23 avril 2020

Pierre Manent : « Il y a longtemps que nous sommes sortis à bas bruit du régime démocratique et libéral »

Le philosophe Pierre Manent, directeur d’études honoraire à l’École des hautes études en sciences sociales, s’inquiète du retour de l’État sous ses dehors les moins aimables : « Au nom de l’urgence sanitaire, un état d’exception a été de fait institué. En vertu de cet état, on a pris la mesure la plus primitive et la plus brutale : le confinement général sous surveillance policière. La rapidité, la complétude, l’allégresse même avec lesquelles l’appareil répressif s’est mis en branle font un pénible contraste avec la lenteur, l’impréparation, l’indécision de la politique sanitaire, qu’il s’agisse des masques, des tests ou des traitements éventuels. Des amendes exorbitantes frappent des écarts innocents ou bénins. Il est interdit de sortir de chez soi sans passeport, mais le rétablissement des frontières nationales est toujours jugé un péché mortel. Je ne pense pas que la crise réhabilite cet État-là. » (note).

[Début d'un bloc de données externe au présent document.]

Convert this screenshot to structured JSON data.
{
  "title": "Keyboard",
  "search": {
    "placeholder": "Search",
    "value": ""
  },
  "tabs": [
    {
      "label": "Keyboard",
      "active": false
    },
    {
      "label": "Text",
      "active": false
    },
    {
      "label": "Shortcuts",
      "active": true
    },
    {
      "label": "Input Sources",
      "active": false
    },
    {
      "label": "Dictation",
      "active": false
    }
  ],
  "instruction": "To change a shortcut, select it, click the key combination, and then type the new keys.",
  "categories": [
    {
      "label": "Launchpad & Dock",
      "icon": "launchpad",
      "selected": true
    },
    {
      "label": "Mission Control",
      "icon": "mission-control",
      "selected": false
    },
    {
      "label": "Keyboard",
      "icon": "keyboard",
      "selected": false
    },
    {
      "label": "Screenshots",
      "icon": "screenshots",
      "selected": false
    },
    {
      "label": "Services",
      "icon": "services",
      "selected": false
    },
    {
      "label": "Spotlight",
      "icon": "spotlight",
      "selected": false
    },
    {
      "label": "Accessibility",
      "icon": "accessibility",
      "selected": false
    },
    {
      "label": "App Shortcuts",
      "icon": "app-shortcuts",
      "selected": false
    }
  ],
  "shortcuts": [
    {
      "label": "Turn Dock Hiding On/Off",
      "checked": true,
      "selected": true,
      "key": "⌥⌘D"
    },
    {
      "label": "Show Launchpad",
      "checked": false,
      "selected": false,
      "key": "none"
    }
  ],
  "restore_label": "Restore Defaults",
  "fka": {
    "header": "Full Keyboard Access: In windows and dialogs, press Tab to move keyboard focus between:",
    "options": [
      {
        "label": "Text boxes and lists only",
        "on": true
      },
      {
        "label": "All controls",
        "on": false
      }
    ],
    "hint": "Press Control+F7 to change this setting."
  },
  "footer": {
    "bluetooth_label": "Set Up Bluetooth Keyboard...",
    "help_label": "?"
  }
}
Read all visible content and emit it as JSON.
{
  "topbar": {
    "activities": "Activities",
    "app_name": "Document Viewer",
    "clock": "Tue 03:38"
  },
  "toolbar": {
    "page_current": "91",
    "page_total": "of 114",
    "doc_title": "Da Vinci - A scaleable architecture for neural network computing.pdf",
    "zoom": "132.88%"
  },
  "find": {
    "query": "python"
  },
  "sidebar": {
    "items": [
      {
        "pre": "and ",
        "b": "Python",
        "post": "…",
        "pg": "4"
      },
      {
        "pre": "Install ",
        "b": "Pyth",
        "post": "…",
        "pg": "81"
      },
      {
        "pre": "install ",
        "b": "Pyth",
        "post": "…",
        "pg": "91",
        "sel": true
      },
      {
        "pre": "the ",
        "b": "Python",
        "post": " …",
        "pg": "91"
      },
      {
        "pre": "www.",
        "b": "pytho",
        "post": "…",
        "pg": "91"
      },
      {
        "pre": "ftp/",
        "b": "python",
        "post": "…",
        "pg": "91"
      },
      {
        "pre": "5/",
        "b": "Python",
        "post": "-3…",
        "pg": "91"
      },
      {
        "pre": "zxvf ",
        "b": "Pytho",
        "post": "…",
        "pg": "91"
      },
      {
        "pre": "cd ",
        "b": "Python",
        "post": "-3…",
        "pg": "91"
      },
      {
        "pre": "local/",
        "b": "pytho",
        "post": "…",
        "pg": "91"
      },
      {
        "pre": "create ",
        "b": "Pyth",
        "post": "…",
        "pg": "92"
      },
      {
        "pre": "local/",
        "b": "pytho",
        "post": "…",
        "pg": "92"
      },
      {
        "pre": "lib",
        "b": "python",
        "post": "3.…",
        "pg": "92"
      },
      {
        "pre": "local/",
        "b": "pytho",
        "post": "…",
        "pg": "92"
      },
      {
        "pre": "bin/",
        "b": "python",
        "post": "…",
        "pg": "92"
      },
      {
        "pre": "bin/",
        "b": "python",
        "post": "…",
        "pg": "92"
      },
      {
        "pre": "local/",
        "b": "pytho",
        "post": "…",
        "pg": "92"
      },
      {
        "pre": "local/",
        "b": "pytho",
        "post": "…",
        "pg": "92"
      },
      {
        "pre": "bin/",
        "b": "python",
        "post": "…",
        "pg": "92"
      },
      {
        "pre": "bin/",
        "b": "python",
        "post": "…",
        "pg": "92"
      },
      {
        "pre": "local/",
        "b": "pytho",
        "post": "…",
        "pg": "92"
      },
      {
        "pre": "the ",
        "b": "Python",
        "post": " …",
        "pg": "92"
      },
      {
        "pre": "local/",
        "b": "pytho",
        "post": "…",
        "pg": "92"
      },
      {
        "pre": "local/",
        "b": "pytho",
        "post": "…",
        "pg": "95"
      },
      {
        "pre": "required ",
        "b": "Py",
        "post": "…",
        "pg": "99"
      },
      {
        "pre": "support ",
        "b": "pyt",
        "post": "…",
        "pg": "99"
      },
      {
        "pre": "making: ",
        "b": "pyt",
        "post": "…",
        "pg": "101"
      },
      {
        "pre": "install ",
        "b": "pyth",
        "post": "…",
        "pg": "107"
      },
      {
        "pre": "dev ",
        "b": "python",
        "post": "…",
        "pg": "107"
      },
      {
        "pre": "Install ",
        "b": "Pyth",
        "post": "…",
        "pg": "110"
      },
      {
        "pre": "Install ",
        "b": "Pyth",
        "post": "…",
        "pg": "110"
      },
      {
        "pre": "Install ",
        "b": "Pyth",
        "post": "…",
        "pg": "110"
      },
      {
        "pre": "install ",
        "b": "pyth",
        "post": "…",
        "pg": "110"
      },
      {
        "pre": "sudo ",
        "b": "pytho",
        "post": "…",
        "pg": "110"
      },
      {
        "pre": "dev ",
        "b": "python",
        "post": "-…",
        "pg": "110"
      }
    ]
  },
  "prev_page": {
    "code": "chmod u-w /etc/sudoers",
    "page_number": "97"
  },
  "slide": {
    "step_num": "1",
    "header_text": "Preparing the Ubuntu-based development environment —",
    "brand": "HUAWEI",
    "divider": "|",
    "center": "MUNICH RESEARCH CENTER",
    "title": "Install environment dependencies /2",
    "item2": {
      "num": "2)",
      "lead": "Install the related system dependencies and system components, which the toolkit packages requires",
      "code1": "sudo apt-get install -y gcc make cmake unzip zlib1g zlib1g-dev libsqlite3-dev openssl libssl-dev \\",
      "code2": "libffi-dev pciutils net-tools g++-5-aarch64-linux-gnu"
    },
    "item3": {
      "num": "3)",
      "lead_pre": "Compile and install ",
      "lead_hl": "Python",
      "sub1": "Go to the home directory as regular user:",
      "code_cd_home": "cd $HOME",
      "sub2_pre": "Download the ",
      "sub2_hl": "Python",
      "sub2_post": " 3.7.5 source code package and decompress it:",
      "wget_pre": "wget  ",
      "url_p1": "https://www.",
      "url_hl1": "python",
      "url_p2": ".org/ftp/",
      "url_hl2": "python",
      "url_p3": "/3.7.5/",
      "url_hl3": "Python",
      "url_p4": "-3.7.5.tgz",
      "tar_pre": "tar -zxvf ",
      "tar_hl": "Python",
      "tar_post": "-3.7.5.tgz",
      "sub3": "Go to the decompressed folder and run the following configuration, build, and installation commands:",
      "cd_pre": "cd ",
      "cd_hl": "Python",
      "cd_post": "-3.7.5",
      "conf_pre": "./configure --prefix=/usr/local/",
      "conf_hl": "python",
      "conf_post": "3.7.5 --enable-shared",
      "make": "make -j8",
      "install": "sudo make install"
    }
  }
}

L’épidémie révèle la structure profonde de l’Union européenne, plus que jamais dominée par l’Allemagne : « L’ordre européen repose sur l’hégémonie allemande, une hégémonie acceptée, voire appréciée par le reste de l’Europe. L’Allemagne se trouve dans la situation la plus stable et la plus favorable dans laquelle elle se soit jamais trouvée. Elle domine par son seul poids, elle n’a nul besoin de bouger, ou plutôt elle a besoin de ne pas bouger. » Le gouvernement de Berlin n’a plus besoin d’alliés et mène ses affaires comme il l’entend, ce que peine à comprendre le président Macron.

Chacun se replie sur l’État national, garant de la liberté et de la sécurité. « Remarque décisive : le régime libéral suppose le cadre national, il n’y a jamais eu de régime libéral que dans un cadre national, » souligne Pierre Manent, en disciple d’Adam Smith et Alexis de Tocqueville.

Mais l’État a été démembré et privé de ses capacités d’action au fil des dernières décennies. Ses fonctions régaliennes ont été privées de ressources et il ne reste de lui que sa bureaucratie et sa capacité de répression. « Ainsi sommes-nous sortis à petit bruit du régime démocratique et libéral qui était informé et animé par des projets collectifs rivaux, qui mettait devant nos yeux de grandes choses à faire, des actions communes à accomplir, bonnes ou mauvaises, judicieuses ou ruineuses, mais qui justifiaient que l’on s’opposât, que les arguments s’échangent vigoureusement, que les grandes questions nourrissent de grands désaccords. »

Dans l’espoir d’assurer au moins notre sécurité, nous voilà sur le point de sacrifier notre liberté comme nous avons déjà renoncé aux rites funéraires… « Cet effacement brutal de la mort est inséparable de l’effacement de la religion : avez-vous remarqué que, sur la longue liste des motifs autorisant la sortie du domicile, on n’a pas oublié les « besoins des animaux de compagnie », mais qu’il n’est pas envisagé que nous souhaitions nous rendre dans un lieu de culte ? Cela mérite réflexion. Ceux qui nous gouvernent sont des personnes honorables qui font de leur mieux pour surmonter une crise grave. Or ils n’ont pas perçu l’énorme, l’inadmissible abus de pouvoir qui était impliqué dans certaines de leurs décisions. Comment est-ce possible ? » se demande le philosophe (note).